Managed Care Plans: A medical delivery system that attempts to manage the quality and cost of medical services that individuals receive. Most managed care systems offer HMOs and PPOs that individuals are encouraged to use for their health care services. Some managed care plans attempt to improve health quality, by emphasizing prevention of disease.
Medicaid: A program providing inclusive health insurance coverage and other support to certain low-income residents. States are mandated to have Medicaid programs, though eligibility levels and covered benefits will vary.
Medical Home: Also known as Patient-Centered Medical Home (PCMH), is defined as “an approach to providing comprehensive primary care… that facilitate partnerships between individual patients, and their personal physicians, and when appropriate, the patient’s family” The provision of medical homes may allow better access to health care, increase satisfaction with care, and improve health.
Medicare: A federal program that pays for certain health care expenses for people aged 65 or older. Enrolled individuals must pay deductibles and co-payments, but much of their medical costs are covered by the program. Medicare is less comprehensive than some other health care programs, but it is an important source of post-retirement health care. Medicare is divided into three parts. Part A covers hospital bills, Part B covers doctor bills, and Part C provides the option to choose from a package of health care plans.
Out-of-pocket maximum: The amount of co-insurance a member must pay before out-of-network claims will be paid at 100% of the allowed amount.
Participating Provider: A health care provider (e.g., doctor, psychologist, hospital) who agrees to accept the terms, conditions and allowable payments of an insurer.
Point of Service (POS) Plan: A type of managed care coverage that allows members to choose to receive services either from participating HMO providers or from providers outside the HMO’s network. Members pay less for in-network care. For out-of-network care, members usually pay a deductible and coinsurance.
Pre-existing Condition: Any condition for which medical advice, diagnosis, care, or treatment was recommended or received within a defined period (usually six to twelve months) directly preceding enrollment in a health plan.
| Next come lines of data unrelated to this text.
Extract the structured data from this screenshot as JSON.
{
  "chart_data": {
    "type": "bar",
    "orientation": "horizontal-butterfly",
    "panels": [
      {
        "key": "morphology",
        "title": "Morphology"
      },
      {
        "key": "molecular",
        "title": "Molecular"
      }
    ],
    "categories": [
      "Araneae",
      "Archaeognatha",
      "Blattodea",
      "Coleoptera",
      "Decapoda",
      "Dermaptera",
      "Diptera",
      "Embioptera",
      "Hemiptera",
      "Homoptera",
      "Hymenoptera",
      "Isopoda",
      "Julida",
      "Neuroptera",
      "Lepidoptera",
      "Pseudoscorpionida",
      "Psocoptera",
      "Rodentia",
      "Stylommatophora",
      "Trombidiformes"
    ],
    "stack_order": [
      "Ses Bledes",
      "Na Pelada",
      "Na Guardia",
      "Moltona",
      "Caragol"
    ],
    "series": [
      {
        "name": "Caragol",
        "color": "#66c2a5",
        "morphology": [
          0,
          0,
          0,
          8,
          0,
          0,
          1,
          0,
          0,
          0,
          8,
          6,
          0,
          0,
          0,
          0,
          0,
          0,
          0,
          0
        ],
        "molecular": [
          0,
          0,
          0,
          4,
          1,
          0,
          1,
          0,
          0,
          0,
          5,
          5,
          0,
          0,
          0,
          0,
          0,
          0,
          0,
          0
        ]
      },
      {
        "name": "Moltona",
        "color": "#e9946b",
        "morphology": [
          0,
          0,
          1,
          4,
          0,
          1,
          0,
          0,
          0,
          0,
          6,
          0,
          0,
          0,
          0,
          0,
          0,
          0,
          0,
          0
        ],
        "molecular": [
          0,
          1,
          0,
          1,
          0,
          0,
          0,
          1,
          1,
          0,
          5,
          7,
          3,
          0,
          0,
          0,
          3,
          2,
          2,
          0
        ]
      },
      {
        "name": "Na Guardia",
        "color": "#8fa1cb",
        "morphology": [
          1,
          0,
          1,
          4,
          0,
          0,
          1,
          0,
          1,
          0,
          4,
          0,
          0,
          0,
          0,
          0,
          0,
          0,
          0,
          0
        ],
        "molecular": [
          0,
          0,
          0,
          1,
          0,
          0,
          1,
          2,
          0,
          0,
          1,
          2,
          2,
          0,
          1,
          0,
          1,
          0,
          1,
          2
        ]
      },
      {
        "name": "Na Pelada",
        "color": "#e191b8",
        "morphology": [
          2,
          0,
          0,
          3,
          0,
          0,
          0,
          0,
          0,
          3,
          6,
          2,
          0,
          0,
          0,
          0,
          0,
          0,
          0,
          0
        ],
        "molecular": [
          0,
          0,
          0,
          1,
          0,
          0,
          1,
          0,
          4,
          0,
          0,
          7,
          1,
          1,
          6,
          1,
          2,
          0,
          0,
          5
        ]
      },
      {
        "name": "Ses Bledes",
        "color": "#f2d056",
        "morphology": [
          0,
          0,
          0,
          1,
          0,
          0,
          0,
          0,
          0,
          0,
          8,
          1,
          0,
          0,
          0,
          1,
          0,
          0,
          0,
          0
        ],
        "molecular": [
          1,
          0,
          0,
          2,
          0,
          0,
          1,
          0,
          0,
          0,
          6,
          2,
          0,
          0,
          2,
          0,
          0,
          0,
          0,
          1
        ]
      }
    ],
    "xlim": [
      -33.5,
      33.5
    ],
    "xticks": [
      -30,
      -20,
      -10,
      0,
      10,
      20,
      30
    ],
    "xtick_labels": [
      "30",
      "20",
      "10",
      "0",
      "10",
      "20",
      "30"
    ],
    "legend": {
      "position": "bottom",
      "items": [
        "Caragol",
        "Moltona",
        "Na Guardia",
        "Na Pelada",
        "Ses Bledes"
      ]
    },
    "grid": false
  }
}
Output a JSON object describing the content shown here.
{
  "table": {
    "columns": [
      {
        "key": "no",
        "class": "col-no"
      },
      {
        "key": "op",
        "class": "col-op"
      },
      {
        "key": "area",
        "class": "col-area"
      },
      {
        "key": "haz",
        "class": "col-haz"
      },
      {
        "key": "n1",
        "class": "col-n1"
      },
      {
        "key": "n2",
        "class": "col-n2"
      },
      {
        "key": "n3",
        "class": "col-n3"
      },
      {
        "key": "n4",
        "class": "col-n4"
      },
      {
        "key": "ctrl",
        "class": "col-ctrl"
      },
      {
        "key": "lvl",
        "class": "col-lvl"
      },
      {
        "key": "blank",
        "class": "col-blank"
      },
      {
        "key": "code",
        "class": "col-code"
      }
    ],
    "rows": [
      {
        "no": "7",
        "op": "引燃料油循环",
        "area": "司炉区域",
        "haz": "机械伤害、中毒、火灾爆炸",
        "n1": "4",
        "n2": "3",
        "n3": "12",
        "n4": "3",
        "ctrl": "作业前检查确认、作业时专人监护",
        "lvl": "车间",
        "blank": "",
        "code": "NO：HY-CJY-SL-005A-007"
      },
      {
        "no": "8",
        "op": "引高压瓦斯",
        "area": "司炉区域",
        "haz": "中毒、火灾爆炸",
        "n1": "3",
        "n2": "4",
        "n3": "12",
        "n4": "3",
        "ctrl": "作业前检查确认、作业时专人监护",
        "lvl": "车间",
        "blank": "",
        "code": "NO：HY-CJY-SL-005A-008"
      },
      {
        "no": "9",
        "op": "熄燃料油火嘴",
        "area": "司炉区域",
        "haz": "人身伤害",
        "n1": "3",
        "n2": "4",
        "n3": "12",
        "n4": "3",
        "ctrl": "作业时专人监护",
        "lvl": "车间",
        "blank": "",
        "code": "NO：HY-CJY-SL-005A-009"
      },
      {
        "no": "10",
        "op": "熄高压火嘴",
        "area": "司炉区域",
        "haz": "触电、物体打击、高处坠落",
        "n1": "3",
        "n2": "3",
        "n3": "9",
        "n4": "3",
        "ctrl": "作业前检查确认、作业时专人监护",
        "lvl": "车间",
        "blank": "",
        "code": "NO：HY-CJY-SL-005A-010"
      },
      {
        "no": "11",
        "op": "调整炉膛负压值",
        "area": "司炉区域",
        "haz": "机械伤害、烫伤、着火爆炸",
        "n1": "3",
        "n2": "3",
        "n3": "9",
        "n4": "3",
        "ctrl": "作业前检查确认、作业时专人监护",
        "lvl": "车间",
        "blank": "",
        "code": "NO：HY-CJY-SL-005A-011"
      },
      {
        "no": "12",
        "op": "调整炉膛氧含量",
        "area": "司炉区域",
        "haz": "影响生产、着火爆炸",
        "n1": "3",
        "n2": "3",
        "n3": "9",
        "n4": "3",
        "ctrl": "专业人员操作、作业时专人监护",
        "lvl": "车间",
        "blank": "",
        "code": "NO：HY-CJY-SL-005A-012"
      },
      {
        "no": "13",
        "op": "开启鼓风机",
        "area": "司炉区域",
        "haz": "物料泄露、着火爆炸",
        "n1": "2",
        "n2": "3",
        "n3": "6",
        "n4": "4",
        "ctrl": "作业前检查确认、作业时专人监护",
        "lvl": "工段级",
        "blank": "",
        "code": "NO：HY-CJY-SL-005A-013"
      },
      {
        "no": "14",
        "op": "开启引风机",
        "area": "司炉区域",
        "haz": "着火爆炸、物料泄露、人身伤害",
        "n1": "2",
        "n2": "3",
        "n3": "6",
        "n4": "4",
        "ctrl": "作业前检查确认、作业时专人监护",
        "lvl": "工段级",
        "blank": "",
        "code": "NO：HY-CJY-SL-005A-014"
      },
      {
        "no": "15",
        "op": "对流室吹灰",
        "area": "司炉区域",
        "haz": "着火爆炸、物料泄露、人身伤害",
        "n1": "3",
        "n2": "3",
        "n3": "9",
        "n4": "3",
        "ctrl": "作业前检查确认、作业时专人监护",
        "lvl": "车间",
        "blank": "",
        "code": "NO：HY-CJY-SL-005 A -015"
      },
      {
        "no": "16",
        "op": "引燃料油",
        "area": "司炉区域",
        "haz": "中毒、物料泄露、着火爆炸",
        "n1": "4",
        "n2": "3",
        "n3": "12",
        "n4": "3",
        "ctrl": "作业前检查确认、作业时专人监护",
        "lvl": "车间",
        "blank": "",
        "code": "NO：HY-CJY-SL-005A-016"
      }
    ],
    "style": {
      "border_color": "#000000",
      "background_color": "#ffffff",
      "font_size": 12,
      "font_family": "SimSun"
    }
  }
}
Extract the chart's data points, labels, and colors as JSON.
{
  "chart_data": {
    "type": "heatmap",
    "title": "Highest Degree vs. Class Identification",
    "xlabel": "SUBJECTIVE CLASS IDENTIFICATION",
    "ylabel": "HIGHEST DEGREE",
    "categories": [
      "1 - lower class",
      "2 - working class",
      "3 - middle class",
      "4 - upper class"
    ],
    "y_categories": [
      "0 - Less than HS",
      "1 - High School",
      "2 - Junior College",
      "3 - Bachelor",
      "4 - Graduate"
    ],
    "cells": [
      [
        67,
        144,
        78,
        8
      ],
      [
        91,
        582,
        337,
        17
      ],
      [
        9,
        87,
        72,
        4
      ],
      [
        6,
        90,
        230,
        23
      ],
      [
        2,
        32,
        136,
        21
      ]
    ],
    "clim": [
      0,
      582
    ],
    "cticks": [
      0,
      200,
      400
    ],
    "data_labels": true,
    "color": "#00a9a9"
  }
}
Preferred Provider Organization (PPO): A type of managed care coverage based on a network of doctors and hospitals that provides care to an enrolled population at a prearranged discounted rate. PPO members usually pay more when they receive care outside the PPO network.
Primary Care Physician (PCP): An internist, pediatrician, family physician, general practitioner, or in some instances an obstetrician/gynecologist.
Referral: Authorization from your primary care physician or health insurer to see a specialist or receive a special test or procedure
Schedule of Allowances: The set dollar amount the insurance policy covers for each procedure.
Self-Insured Health Plan: In this type of plan, an employer will pay for employees’ health care costs out of a fund that the company has set aside for medical expenses. Employers may contract with an outside organization, often an insurance company, to administer the plan. Under a federal statute known as ERISA, the U.S. Department of Labor has authority over self-insured employer health plans.
Specialist: A doctor who has been specially trained in and practices a specific type of medicine other than primary care (e.g., cardiologists, dermatologists, gastroenterologists).
Stop Loss: The dollar amount of claims filed for eligible expenses at which point you’ve paid 100 percent of your out-of-pocket and the insurance begins to pay at 100%. Stop-loss is reached when an insured individual has paid the deductible and reached the out-of-pocket maximum amount of co-insurance.
Waiting Period: The time you are required to work before you are eligible for health benefits from the employer. Waiting periods do not count as gaps in health insurance for purposes of determining whether coverage is continuous. If your employer requires a waiting period, your pre-existing condition exclusion period begins on the first day of the waiting period.